Question

Find the area of the smaller segment cut off from the area bounded by the circle x²+y²=16 by x+y =4​

Answer 1

$\large\underline{\sf{Solution-}}$

Given curves are

$\rm \: {x}^{2} + {y}^{2} = 4 - - - (1)$

and

$\rm \: x + y = 4 - - - (2)$

Step :- 1 Point of intersection :

From equation (2) we have y = 4 - x

Substitute this value of y in equation (1), we get

$\rm \: {x}^{2} + {(4 - x)}^{2} = 16$

$\rm \: {x}^{2} + {x}^{2} + 16 - 8x = 16$

$\rm \: 2 {x}^{2} - 8x = 0$

$\rm \: 2x(x - 4) = 0$

$\rm\implies \:x = 0 \: \: or \: \: x = 4$

Hᴇɴᴄᴇ,

➢ Pair of points of intersection of equation (1) and (2) are shown in the below table :

$\begin{gathered}\boxed{\begin{array}{c|c} \bf x & \bf y \\ \frac{\qquad \qquad}{} & \frac{\qquad \qquad}{} \\ \sf 0 & \sf 4 \\ \\ \sf 4 & \sf 0 \end{array}} \\ \end{gathered}$

Step :- 2 Curve Sketching

Equation (1) represents the equation of circle having centre (0, 0) and radius 4 units.
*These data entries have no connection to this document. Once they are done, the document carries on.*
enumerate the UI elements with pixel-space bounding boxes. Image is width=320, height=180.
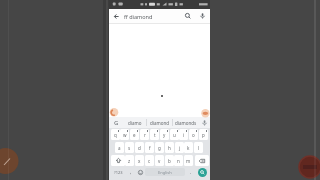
- staticText: G: [114, 119, 119, 127]
- button[interactable]: z: [125, 155, 134, 166]
- button[interactable]: c: [145, 155, 154, 166]
- button[interactable]: [195, 155, 209, 166]
- staticText: q: [114, 132, 117, 138]
- button[interactable]: [111, 155, 125, 166]
- staticText: n: [177, 158, 180, 164]
- button[interactable]: [111, 10, 121, 22]
- button[interactable]: English: [145, 168, 185, 176]
- button[interactable]: g: [155, 142, 164, 153]
- button[interactable]: p: [199, 129, 208, 140]
- staticText: h: [168, 145, 171, 151]
- staticText: English: [158, 170, 172, 175]
- button[interactable]: .: [186, 167, 195, 178]
- staticText: a: [118, 145, 121, 151]
- button[interactable]: [197, 10, 207, 22]
- staticText: i: [183, 132, 185, 138]
- button[interactable]: [136, 167, 145, 178]
- button[interactable]: r: [140, 129, 149, 140]
- button[interactable]: u: [170, 129, 179, 140]
- button[interactable]: i: [179, 129, 188, 140]
- button[interactable]: l: [194, 142, 203, 153]
- staticText: o: [192, 132, 195, 138]
- button[interactable]: w: [120, 129, 129, 140]
- staticText: t: [154, 132, 156, 138]
- staticText: d: [138, 145, 141, 151]
- button[interactable]: diamonds: [173, 117, 199, 128]
- button[interactable]: [200, 118, 209, 128]
- staticText: y: [163, 132, 166, 138]
- staticText: g: [158, 145, 161, 151]
- button[interactable]: d: [135, 142, 144, 153]
- button[interactable]: y: [160, 129, 169, 140]
- button[interactable]: f: [145, 142, 154, 153]
- staticText: ?123: [114, 170, 123, 175]
- staticText: c: [148, 158, 151, 164]
- button[interactable]: v: [155, 155, 164, 166]
- staticText: s: [128, 145, 131, 151]
- staticText: p: [202, 132, 205, 138]
- button[interactable]: m: [184, 155, 193, 166]
- button[interactable]: q: [111, 129, 120, 140]
- button[interactable]: n: [174, 155, 183, 166]
- button[interactable]: a: [115, 142, 124, 153]
- staticText: w: [123, 132, 127, 138]
- button[interactable]: o: [189, 129, 198, 140]
- button[interactable]: b: [165, 155, 174, 166]
- staticText: v: [158, 158, 161, 164]
- staticText: diamond: [150, 120, 169, 126]
- staticText: .: [190, 169, 192, 176]
- staticText: j: [179, 145, 181, 151]
- staticText: diamo: [128, 120, 142, 126]
- staticText: x: [138, 158, 141, 164]
- staticText: ff diamond: [124, 13, 153, 20]
- staticText: e: [133, 132, 136, 138]
- staticText: b: [168, 158, 171, 164]
- button[interactable]: s: [125, 142, 134, 153]
- button[interactable]: ?123: [111, 167, 125, 178]
- button[interactable]: [198, 168, 207, 177]
- staticText: diamonds: [175, 120, 197, 126]
- button[interactable]: diamond: [147, 117, 172, 128]
- button[interactable]: k: [184, 142, 193, 153]
- button[interactable]: x: [135, 155, 144, 166]
- button[interactable]: [183, 10, 192, 22]
- button[interactable]: j: [175, 142, 184, 153]
- staticText: m: [186, 158, 191, 164]
- button[interactable]: ,: [126, 167, 135, 178]
- staticText: l: [198, 145, 200, 151]
- staticText: f: [149, 145, 151, 151]
- button[interactable]: h: [165, 142, 174, 153]
- button[interactable]: t: [150, 129, 159, 140]
- staticText: z: [128, 158, 131, 164]
- staticText: u: [173, 132, 176, 138]
- button[interactable]: e: [130, 129, 139, 140]
- button[interactable]: diamo: [123, 117, 146, 128]
- staticText: r: [144, 132, 146, 138]
- staticText: ,: [130, 169, 132, 176]
- staticText: k: [187, 145, 190, 151]
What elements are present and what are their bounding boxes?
Equation (2) represents the equation of line which passes through the points (0, 4) and (4, 0)

See the attachment.

Step :- 3 Evaluation of Area

So, required smaller area bounded between two curves with respect to x axis is

$\rm \: = \displaystyle\int_{0}^{4}\rm\ [y_{(circle)} - y_{(line)}] \: dx$

$\rm \: = \displaystyle\int_{0}^{4}\rm\ [ \sqrt{16 - {x}^{2} } - (4 - x )] \: dx$

$\rm \: = \displaystyle\int_{0}^{4}\rm\ [ \sqrt{ {4}^{2} - {x}^{2} } - (4 - x )] \: dx$

$\rm \: = \bigg[\dfrac{x}{2} \sqrt{ {4}^{2} - {x}^{2} } + \dfrac{ {4}^{2} }{2} {sin}^{ - 1} \dfrac{x}{4} - 4x + \dfrac{ {x}^{2} }{2} \bigg]_{0}^{4}$

$\rm \: = \bigg[0 + \dfrac{ {4}^{2} }{2} {sin}^{ - 1} \dfrac{4}{4} - 16 + \dfrac{ 16 }{2}\bigg] - (0 + 0 - 0 + 0)$

$\rm \: = 8 \times \dfrac{\pi}{2} - 16 + 8$

$\rm \: = 4\pi - 8$

$\rm \: = 4(\pi - 2) \: square \: units$

Hence,

$\rm\implies \:\boxed{ \rm{ \:Required \: area \: \rm \: = 4(\pi - 2) \: square \: units \: \: }}$

$\rule{190pt}{2pt}$

Formulae Used :-

$\boxed{ \rm{ \:\displaystyle\int \rm \: \sqrt{ {a}^{2} - {x}^{2} }dx = \frac{x}{2} \sqrt{ {a}^{2} - {x}^{2} } + \frac{ {a}^{2} }{2} {sin}^{ - 1} \frac{x}{a} + c \: }}$

$\boxed{ \rm{ \:\displaystyle\int \rm \: {x}^{n}dx \: = \: \frac{ {x}^{n + 1} }{n + 1} + c \: }}$